Добавить в цитаты Настройки чтения

Страница 23 из 31

– Солдаты – необученные, – сказал Серый. – Мрут, как мухи.

– Ты – Спартак и ЦСКА, ты спускаешь мочу в попсу, ты болельщик отечественных команд, ты – вой стадиона, судорога трибун, ты насосался крови, ты – грандиозный клоп, ты – друг Христа, большевик, автор русских сказок, три богатыря в одном лице, трое братьев, от старшего до дурака, Серый волк и Иван-царевич, владелец всех джипов, молодой месяц над снежным полем, ты – все русские тараканы в ванных и на кухнях, ты – кровавое воскресенье, седьмое ноября, великий почин, день победы, ты – Герой Советского Союза, ты – пивная, ты – мое раздвоение, пребывание между двух невест, моя неустроенность, моя бестолковость – вот почему смывается русское знание, не идет вперед цивилизация, ты держишь Россию за пизду.

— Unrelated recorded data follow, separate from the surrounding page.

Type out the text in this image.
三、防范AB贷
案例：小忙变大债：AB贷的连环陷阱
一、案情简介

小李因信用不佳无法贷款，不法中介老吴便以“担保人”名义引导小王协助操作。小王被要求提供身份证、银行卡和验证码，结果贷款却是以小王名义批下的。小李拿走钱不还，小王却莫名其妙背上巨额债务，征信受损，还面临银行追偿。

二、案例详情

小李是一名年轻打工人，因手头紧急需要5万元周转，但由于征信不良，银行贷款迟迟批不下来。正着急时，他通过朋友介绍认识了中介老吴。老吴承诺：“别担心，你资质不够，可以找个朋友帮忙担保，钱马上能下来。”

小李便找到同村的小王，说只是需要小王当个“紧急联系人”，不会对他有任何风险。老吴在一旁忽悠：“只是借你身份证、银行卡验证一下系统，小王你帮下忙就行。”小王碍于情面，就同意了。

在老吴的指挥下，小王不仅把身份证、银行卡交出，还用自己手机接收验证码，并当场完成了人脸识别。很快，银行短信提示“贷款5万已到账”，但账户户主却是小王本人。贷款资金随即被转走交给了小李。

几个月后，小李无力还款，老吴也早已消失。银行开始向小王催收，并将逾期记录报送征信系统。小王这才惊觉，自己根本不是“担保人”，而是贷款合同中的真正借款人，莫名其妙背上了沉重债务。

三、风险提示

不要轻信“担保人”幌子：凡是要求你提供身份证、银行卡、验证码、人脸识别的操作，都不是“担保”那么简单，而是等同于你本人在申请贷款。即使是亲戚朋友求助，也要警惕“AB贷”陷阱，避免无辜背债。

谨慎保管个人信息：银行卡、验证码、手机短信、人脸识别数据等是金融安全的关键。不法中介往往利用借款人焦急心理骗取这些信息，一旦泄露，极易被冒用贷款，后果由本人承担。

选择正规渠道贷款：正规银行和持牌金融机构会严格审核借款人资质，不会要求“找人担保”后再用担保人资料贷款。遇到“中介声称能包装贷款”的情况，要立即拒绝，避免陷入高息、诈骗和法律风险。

– Я – плакун-трава, – застеснялся Серый.

Пятизвездочный морг

Стук в окно.

– Кто там?

– Это мы! Силовики!

– Я зажег свет.

– Вы еще живой? – недовольно спросил Пал Палыч.

– Живой, – недовольно ответил я.

– А чего пропали?

– Заболели? – просунулся Саша.

– Скорее, выздоровел.

– Встречаетесь с ним регулярно? – прищурился Пал Палыч.

– Бывает.

– Ваше впечатление? – спросил Саша. – Противный?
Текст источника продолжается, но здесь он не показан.